Willingham argues that the trial court should have applied § 43-8-253 to find that Joshua's estate would be administered as if he had predeceased Brandy. Section 43-8-253 provides, in pertinent part:
" (a) A surviving spouse, heir or devisee who feloniously and intentionally kills the decedent is not entitled to any benefits under the will or under articles 3 through 10 of this chapter, and the estate of decedent passes as if the killer had predeceased the decedent. Property appointed by the will of the decedent to or for the benefit of the killer passes as if the killer had predeceased the decedent.
" (c) A named beneficiary of a bond, life insurance policy, or other contractual arrangement who feloniously and intentionally kills the principal obligee or the person upon whose life the policy is issued is not entitled to any benefit under the bond, policy or other contractual arrangement, and it becomes payable as though the killer had predeceased the decedent.

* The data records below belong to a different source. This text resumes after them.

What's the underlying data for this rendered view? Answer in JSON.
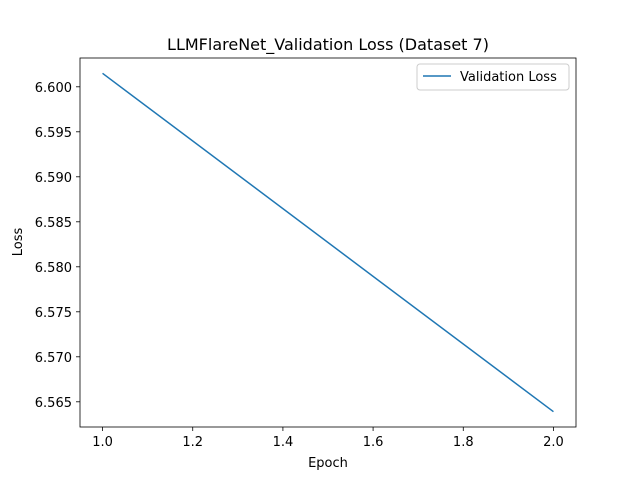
{
  "chart_data": {
    "type": "line",
    "title": "LLMFlareNet_Validation Loss  (Dataset 7)",
    "xlabel": "Epoch",
    "ylabel": "Loss",
    "x": [
      1.0,
      2.0
    ],
    "series": [
      {
        "name": "Validation Loss",
        "values": [
          6.6015,
          6.5639
        ],
        "color": "#1f77b4"
      }
    ],
    "xlim": [
      0.95,
      2.05
    ],
    "ylim": [
      6.5622,
      6.6032
    ],
    "xticks": [
      1.0,
      1.2,
      1.4,
      1.6,
      1.8,
      2.0
    ],
    "xtick_labels": [
      "1.0",
      "1.2",
      "1.4",
      "1.6",
      "1.8",
      "2.0"
    ],
    "yticks": [
      6.565,
      6.57,
      6.575,
      6.58,
      6.585,
      6.59,
      6.595,
      6.6
    ],
    "ytick_labels": [
      "6.565",
      "6.570",
      "6.575",
      "6.580",
      "6.585",
      "6.590",
      "6.595",
      "6.600"
    ],
    "grid": false,
    "legend_position": "top-right"
  }
}
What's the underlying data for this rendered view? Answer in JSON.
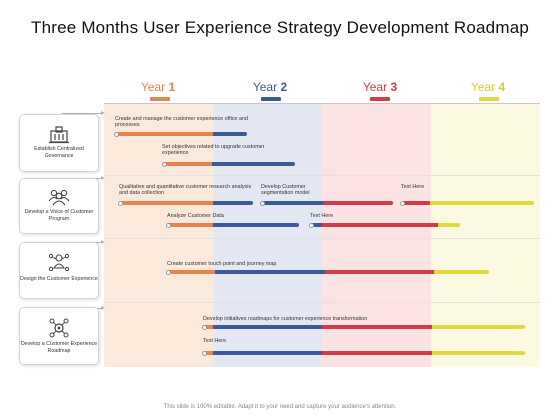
{
  "title": "Three Months User Experience Strategy Development Roadmap",
  "colors": {
    "year1": "#e8834f",
    "year2": "#3a5a9a",
    "year3": "#d23b4b",
    "year4": "#e0d83c",
    "band1": "#fbe9dc",
    "band2": "#e3e8f3",
    "band3": "#fbe3e4",
    "band4": "#fbf9e2"
  },
  "years": [
    {
      "prefix": "Year",
      "number": "1"
    },
    {
      "prefix": "Year",
      "number": "2"
    },
    {
      "prefix": "Year",
      "number": "3"
    },
    {
      "prefix": "Year",
      "number": "4"
    }
  ],
  "rows": [
    {
      "label": "Establish Centralized Governance",
      "icon": "governance-building-icon"
    },
    {
      "label": "Develop a Voice of Customer Program",
      "icon": "customer-group-icon"
    },
    {
      "label": "Design the Customer Experience",
      "icon": "customer-journey-icon"
    },
    {
      "label": "Develop a Customer Experience Roadmap",
      "icon": "roadmap-gears-icon"
    }
  ],
  "tasks": [
    {
      "label": "Create and manage the customer experience office and processes",
      "start_year": 1.0,
      "end_year": 2.3
    },
    {
      "label": "Set objectives related to upgrade customer experience",
      "start_year": 1.5,
      "end_year": 2.7
    },
    {
      "label": "Qualitative and quantitative customer research analysis and data collection",
      "start_year": 1.0,
      "end_year": 2.4
    },
    {
      "label": "Develop Customer segmentation model",
      "start_year": 2.4,
      "end_year": 3.3
    },
    {
      "label": "Text Here",
      "start_year": 3.4,
      "end_year": 4.5
    },
    {
      "label": "Analyze Customer Data",
      "start_year": 1.5,
      "end_year": 2.5
    },
    {
      "label": "Text Here",
      "start_year": 2.6,
      "end_year": 4.0
    },
    {
      "label": "Create customer touch point and journey map",
      "start_year": 1.5,
      "end_year": 4.2
    },
    {
      "label": "Develop initiatives roadmaps for customer experience transformation",
      "start_year": 1.9,
      "end_year": 4.4
    },
    {
      "label": "Text Here",
      "start_year": 1.9,
      "end_year": 4.4
    }
  ],
  "footer": "This slide is 100% editable. Adapt it to your need and capture your audience's attention."
}
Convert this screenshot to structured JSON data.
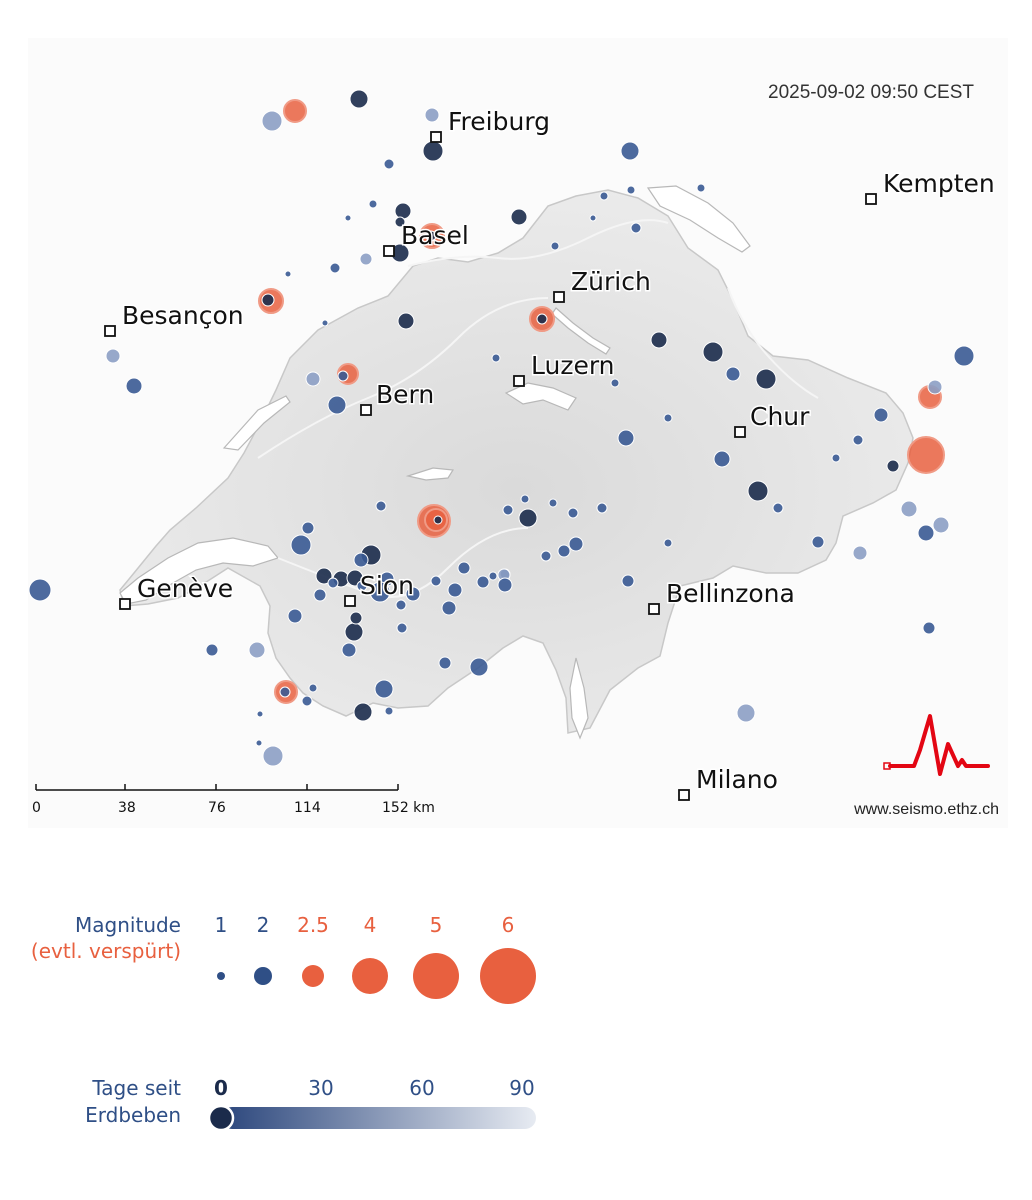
{
  "header": {
    "timestamp": "2025-09-02 09:50 CEST"
  },
  "colors": {
    "recent": "#1b2b4b",
    "older": "#3a5a94",
    "oldest": "#d4dbe7",
    "felt": "#e8603f",
    "map_fill": "#e6e6e6",
    "logo": "#e30613"
  },
  "cities": [
    {
      "name": "Freiburg"
    },
    {
      "name": "Kempten"
    },
    {
      "name": "Basel"
    },
    {
      "name": "Zürich"
    },
    {
      "name": "Besançon"
    },
    {
      "name": "Luzern"
    },
    {
      "name": "Bern"
    },
    {
      "name": "Chur"
    },
    {
      "name": "Genève"
    },
    {
      "name": "Sion"
    },
    {
      "name": "Bellinzona"
    },
    {
      "name": "Milano"
    }
  ],
  "scale": {
    "ticks": [
      "0",
      "38",
      "76",
      "114",
      "152 km"
    ]
  },
  "credit": "www.seismo.ethz.ch",
  "logo_icon": "seismogram-logo-icon",
  "legend": {
    "magnitude_title": "Magnitude",
    "felt_label": "(evtl. verspürt)",
    "magnitudes": [
      {
        "label": "1",
        "felt": false
      },
      {
        "label": "2",
        "felt": false
      },
      {
        "label": "2.5",
        "felt": true
      },
      {
        "label": "4",
        "felt": true
      },
      {
        "label": "5",
        "felt": true
      },
      {
        "label": "6",
        "felt": true
      }
    ],
    "days_title_1": "Tage seit",
    "days_title_2": "Erdbeben",
    "days_ticks": [
      "0",
      "30",
      "60",
      "90"
    ]
  }
}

" (d) Any other acquisition of property or interest by the killer shall be treated in accordance with the principles of this section."
(Emphasis added.) Based on the plain language of § 43-8-253(a), the statute applies only to the estate of the murdered decedent, not the estate of the party who feloniously and intentionally killed the decedent. See Alfa Life Ins. Corp. v. Bonner, 933 So.2d 362, 365-66 (Ala.Civ.App. 2005) (stating that " subsection (a) of the Slayer's Statute prevents the party who intentionally kills a decedent from receiving 'any benefits under the will or under articles 3 through 10 of' the Probate Code, that is, from 'the estate of the decedent'" ). Further, Willingham has not cited any authority to support her proposition that, under § 43-8-253, Joshua's estate should pass as if he had predeceased Brandy. None of the cases cited by Willingham address the issue of how a probate court should treat the estate of a person who has murdered his or her spouse and then committed suicide. In fact, during the hearing on the motion for a summary judgment, counsel for Willingham conceded that she had not " found a case exactly like this on point."
Willingham also asserts:
" The commentary [to § 43-8-253] also mentions that '[i]n many of the cases arising under this section there may be no criminal prosecution because the murderer has committed suicide.' This shows that the legislature knew that a situation like the instant one could occur."
However, that language comes from the portion of the Commentary to § 43-8-253 that explains why, although the matter addressed by the statute appears to be
criminal in nature, it is actually a proper matter for the probate courts. The Commentary does not include any discussion as to how a murdering spouse's estate will pass in situations involving a murder-suicide. Therefore, the language in the Commentary that Willingham relies upon does not support her assertions.
For the above-stated reasons, Willingham has not established that the trial court erred in finding that § 43-8-253 is not applicable to the administration of Joshua's estate. Accordingly, we affirm the trial court's judgment.
Moore, C.J., and Stuart, Parker, and Shaw, JJ., concur.